Im Rahmen der Ausbildung war der Beklagte auch im Lager tätig. Dort befindet sich ein Gabelstapler, der von den ausgebildeten Mitarbeitern zum Warentransport genutzt wird. Der Beklagte besaß weder einen Führerschein für das Fahrzeug, noch war er in die Bedienung des Gabelstaplers eingewiesen worden. Nach den Feststellungen des Landesarbeitsgerichts war dem Beklagten ausdrücklich untersagt worden, mit dem Gabelstapler zu fahren. Anfang Mai 1998 stieß der – damals rund 16 ½ Jahre alte – Beklagte mit dem Gabelstapler beim Ausfahren aus der Lagerhalle mit den zwei hochgefahrenen Gabeln gegen das nicht vollständig geöffnete Sektionaltor und beschädigte zwei Segmente sowie die Zugeinrichtungsteile des Tores. Das Landesarbeitsgericht hat festgestellt, daß das Tor keine Vorschäden aufwies. Wegen des entstandenen Schadens von 6.900,00 DM machte die Klägerin mit Schreiben vom 11. März 1999 gegenüber dem Beklagten Ersatzansprüche erfolglos geltend. Diese Ansprüche verfolgt sie mit der Klage weiter.

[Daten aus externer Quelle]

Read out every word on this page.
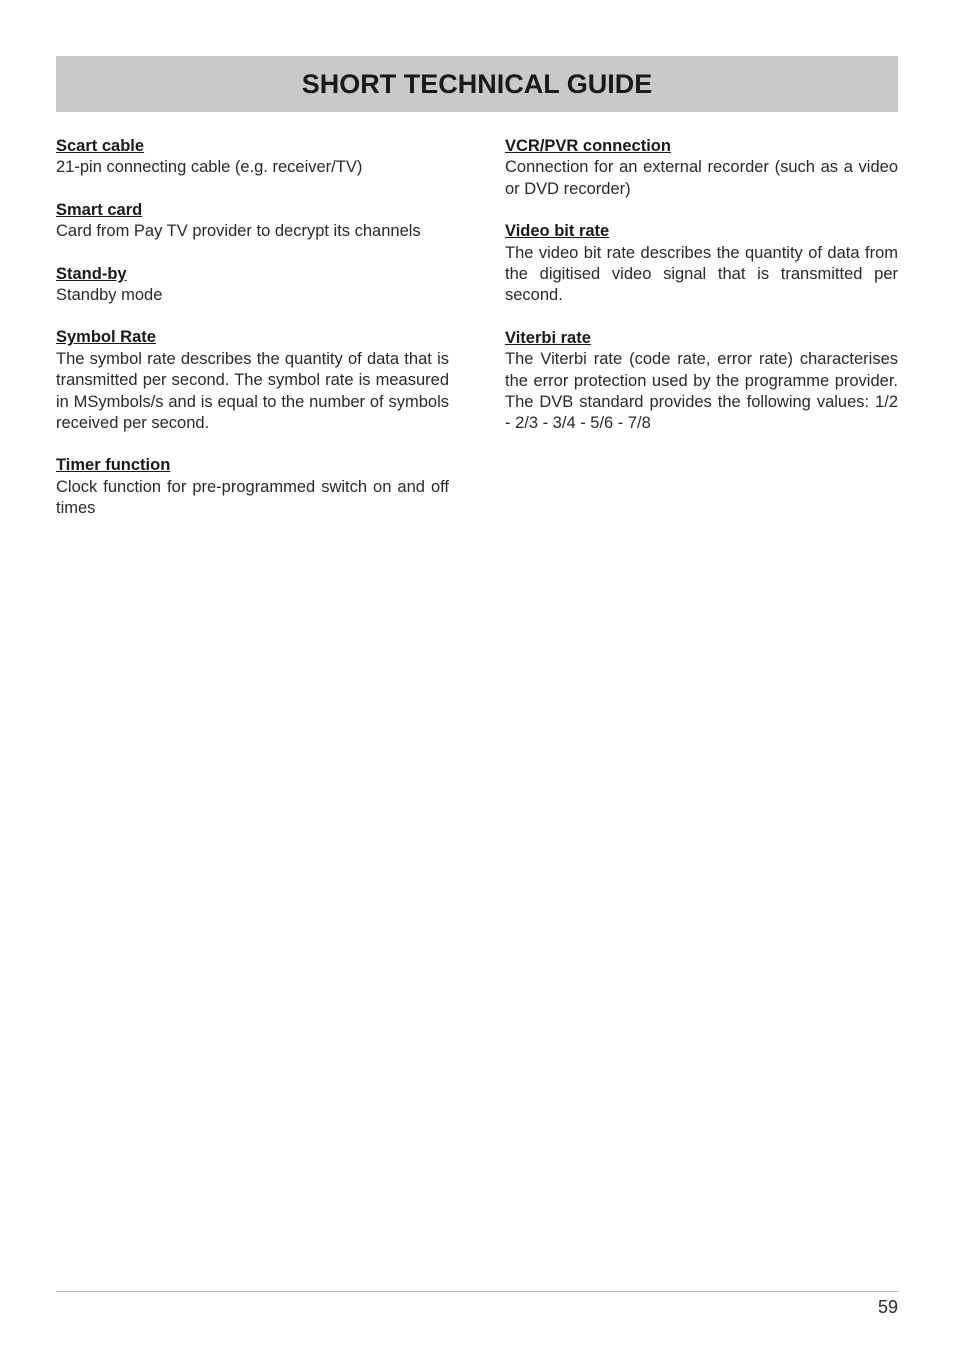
SHORT TECHNICAL GUIDE

Scart cable

21-pin connecting cable (e.g. receiver/TV)

Smart card

Card from Pay TV provider to decrypt its channels

Stand-by

Standby mode

Symbol Rate

The symbol rate describes the quantity of data that is transmitted per second. The symbol rate is measured in MSymbols/s and is equal to the number of symbols received per second.

Timer function

Clock function for pre-programmed switch on and off times

VCR/PVR connection

Connection for an external recorder (such as a video or DVD recorder)

Video bit rate

The video bit rate describes the quantity of data from the digitised video signal that is transmitted per second.

Viterbi rate

The Viterbi rate (code rate, error rate) characterises the error protection used by the programme provider. The DVB standard provides the following values: 1/2 - 2/3 - 3/4 - 5/6 - 7/8

59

Die Klägerin hat behauptet, der Beklagte habe sich über das Verbot, mit dem Gabelstapler zu fahren, vorsätzlich hinweggesetzt und durch Unachtsamkeit das Sektionaltor sowie die Zugeinrichtungsteile erheblich beschädigt. Am Unfalltag sei der Beklagte weder beauftragt worden einen Lastkraftwagen abzuladen, noch habe sich im Unfallzeitpunkt ein mit Fahrrädern beladener Lastkraftwagen vor dem Lager befunden. Eine Haftungsbeschränkung kommt nach Auffassung der Klägerin in Anbetracht der vorsätzlichen Handlungen des Beklagten nicht in Frage. Sie hat vorgetragen, zwischen dem Angestellten L und dem Vater des damals noch nicht volljährigen Beklagten habe es in der Folgezeit ein Gespräch gegeben, in dem vereinbart worden sei, daß der Beklagte den eingetretenen Schaden ersetze. Die Klägerin habe auch nicht anläßlich der Kündigungsrücknahme im Verfahren 3 Ca 103/99 und der Erklärung, aus der Kündigung keinerlei Rechte herleiten zu wollen, auf den Schadensersatzanspruch verzichtet. Schließlich meint die Klägerin, der Anspruch sei auch nicht nach dem Manteltarifvertrag verfallen.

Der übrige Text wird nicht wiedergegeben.